As an extra bonus, the compost tubs provide more than enough food for the little black ants that would otherwise be finding their way into my kitchen! Furthermore, the ants provide food for the green geckos who live on my lanai! Yay Nature!
So, there you have it! This idea came about simply by asking the question:
“Why the heck do I need to buy trash bags?”
And Now, I’ve saved time and money in the form of trips to the dumpster and fancy, dreadful scented drawstring trash bags. I’ve created a small ecosystem of my own right in the comfort of my own space. I’ve saved hundreds of pounds of waste from being needlessly trucked across our beautiful island by big, thirsty trucks only to be dumped somewhere out-of-sight. And most importantly, I’ve learned that we can make big improvements on our environments, gardens, and quality of life just by asking ourselves why we do some of the silly things we do as ‘westerners’.
Here is a quick Re-Cap of the things needed to put this into action:
- A plastic container that fits inside your existing trash can
- 2 or more plastic tubs with lids. Size depends on space and # of people in household
- A garden, or large container of loose, well-ventilated soil for mixing.
Things to avoid composting
- Meat, fish, or any animal products. This could feed certain bacteria that you don’t want around your vegetables.

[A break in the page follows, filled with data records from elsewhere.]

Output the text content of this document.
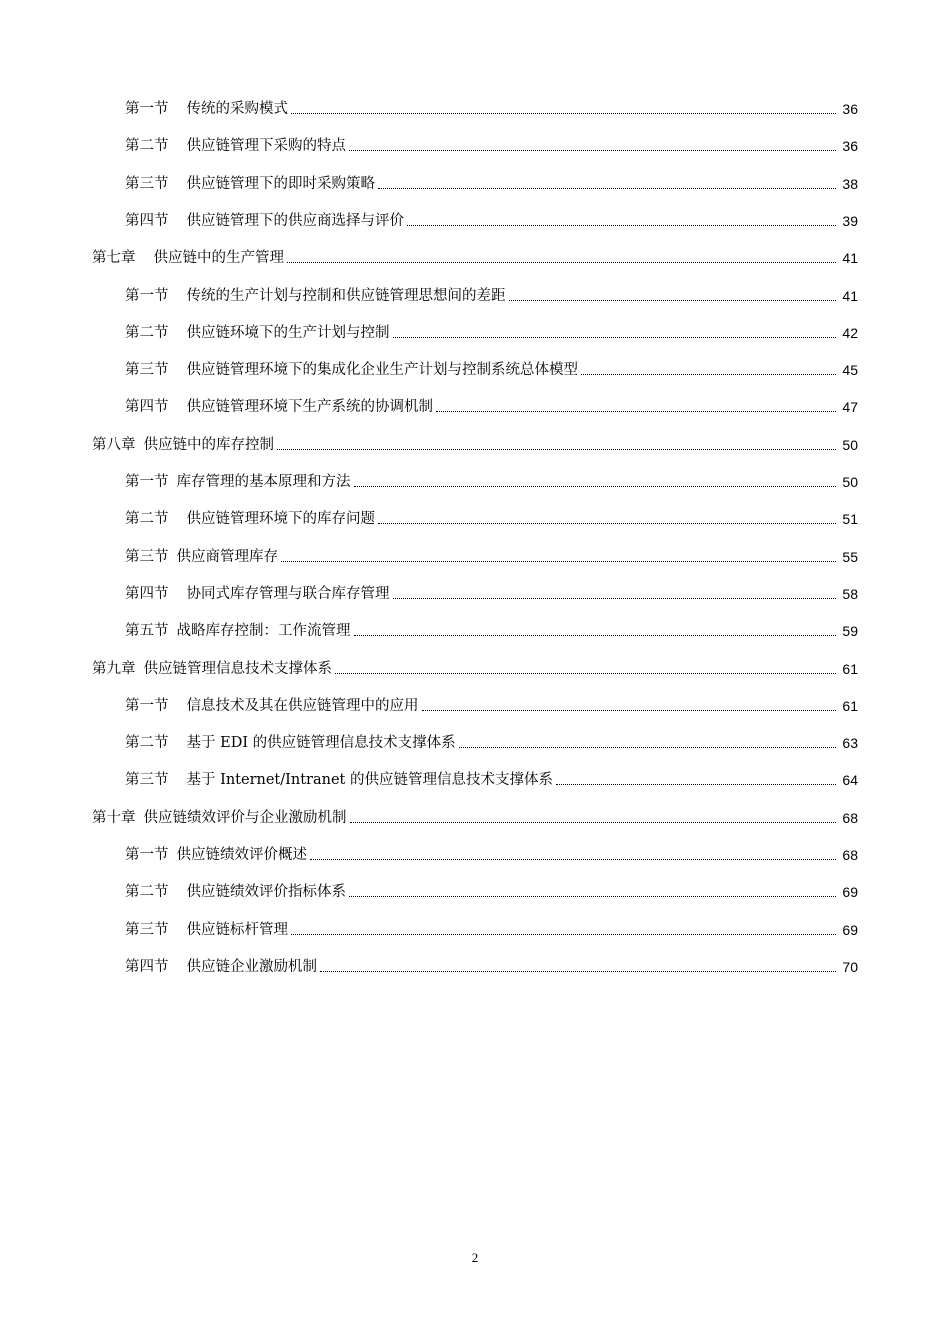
第一节 传统的采购模式	36
第二节 供应链管理下采购的特点	36
第三节 供应链管理下的即时采购策略	38
第四节 供应链管理下的供应商选择与评价	39
第七章 供应链中的生产管理	41
第一节 传统的生产计划与控制和供应链管理思想间的差距	41
第二节 供应链环境下的生产计划与控制	42
第三节 供应链管理环境下的集成化企业生产计划与控制系统总体模型	45
第四节 供应链管理环境下生产系统的协调机制	47
第八章 供应链中的库存控制	50
第一节 库存管理的基本原理和方法	50
第二节 供应链管理环境下的库存问题	51
第三节 供应商管理库存	55
第四节 协同式库存管理与联合库存管理	58
第五节 战略库存控制：工作流管理	59
第九章 供应链管理信息技术支撑体系	61
第一节 信息技术及其在供应链管理中的应用	61
第二节 基于 EDI 的供应链管理信息技术支撑体系	63
第三节 基于 Internet/Intranet 的供应链管理信息技术支撑体系	64
第十章 供应链绩效评价与企业激励机制	68
第一节 供应链绩效评价概述	68
第二节 供应链绩效评价指标体系	69
第三节 供应链标杆管理	69
第四节 供应链企业激励机制	70
2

- paper products, even ‘biodegradable’ ones still contain toxic chemicals that you may not want in your growing soil.
- Large items such as big broccoli stumps, whole pineapple tops, sticks, wood etc. These items can be composted, but do yourself a favor by cutting them the best you can up first!
Tips for success:
- If you have room in your freezer, keep a container for any animal waste that you may produce (food packaging with residue, fluids, etc) as these items may become quite stinky in the trash. Keep it frozen until it’s time to take out the trash.
- RECYCLE anything and everything that you can! I keep a net in the cabinet under the sink where recyclable containers are kept separately.

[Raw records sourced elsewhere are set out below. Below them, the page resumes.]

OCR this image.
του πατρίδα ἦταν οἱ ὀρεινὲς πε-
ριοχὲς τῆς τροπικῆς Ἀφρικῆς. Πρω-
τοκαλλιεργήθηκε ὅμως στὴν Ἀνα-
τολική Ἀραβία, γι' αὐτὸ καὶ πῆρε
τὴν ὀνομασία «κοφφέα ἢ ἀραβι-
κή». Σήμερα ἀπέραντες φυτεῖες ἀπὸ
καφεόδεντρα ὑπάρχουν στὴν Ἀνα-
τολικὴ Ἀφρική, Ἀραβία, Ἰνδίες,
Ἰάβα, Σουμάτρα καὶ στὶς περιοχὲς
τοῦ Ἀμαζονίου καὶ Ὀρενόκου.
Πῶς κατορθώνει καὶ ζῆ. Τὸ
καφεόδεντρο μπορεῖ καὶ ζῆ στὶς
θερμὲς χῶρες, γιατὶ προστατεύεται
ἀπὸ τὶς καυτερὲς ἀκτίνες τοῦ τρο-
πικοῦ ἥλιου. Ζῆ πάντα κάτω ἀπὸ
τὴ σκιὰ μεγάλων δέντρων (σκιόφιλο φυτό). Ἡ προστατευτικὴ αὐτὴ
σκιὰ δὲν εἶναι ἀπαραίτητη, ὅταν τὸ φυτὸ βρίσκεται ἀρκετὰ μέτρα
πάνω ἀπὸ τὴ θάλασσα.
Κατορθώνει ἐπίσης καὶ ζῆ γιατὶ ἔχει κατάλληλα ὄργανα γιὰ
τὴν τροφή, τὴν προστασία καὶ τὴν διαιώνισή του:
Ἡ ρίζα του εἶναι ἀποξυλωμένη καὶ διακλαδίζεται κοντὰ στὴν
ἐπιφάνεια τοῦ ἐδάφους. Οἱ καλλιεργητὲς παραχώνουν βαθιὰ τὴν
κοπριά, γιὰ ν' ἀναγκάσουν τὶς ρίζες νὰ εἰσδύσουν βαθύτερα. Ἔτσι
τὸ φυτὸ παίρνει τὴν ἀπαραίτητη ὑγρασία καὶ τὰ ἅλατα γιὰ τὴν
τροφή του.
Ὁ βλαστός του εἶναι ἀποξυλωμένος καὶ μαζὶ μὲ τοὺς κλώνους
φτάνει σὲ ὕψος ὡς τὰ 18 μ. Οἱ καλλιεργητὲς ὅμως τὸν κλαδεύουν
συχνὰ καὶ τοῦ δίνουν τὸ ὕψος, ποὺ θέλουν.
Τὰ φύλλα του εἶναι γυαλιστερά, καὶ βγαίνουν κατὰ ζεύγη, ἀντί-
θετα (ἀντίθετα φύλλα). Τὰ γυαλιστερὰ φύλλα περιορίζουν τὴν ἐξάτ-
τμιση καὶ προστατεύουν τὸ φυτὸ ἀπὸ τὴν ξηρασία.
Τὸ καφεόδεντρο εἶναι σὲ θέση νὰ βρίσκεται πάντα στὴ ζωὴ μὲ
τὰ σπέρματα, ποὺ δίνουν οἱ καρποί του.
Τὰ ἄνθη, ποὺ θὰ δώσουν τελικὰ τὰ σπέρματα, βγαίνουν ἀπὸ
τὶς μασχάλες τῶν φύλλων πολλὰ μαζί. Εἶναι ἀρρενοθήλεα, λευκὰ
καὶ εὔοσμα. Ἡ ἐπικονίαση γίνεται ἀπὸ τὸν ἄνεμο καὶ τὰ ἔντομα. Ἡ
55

- Buy food with minimal packaging! Most times the foods that are the most heavily packaged, are also the most heavily processed, and therefore the least healthy.
- If you don’t have anything to compost, then chances are you are not eating enough fresh produce! Go straight to the produce section when you shop, and get the good organic NON-GMO produce. Your body will thank you!
ps. I realize that Hawaii is an ideal place to do this, with the lack of freezing temperatures and such. You CAN DO IT though.. I’m convinced! Get creative! Let me know what you come up with!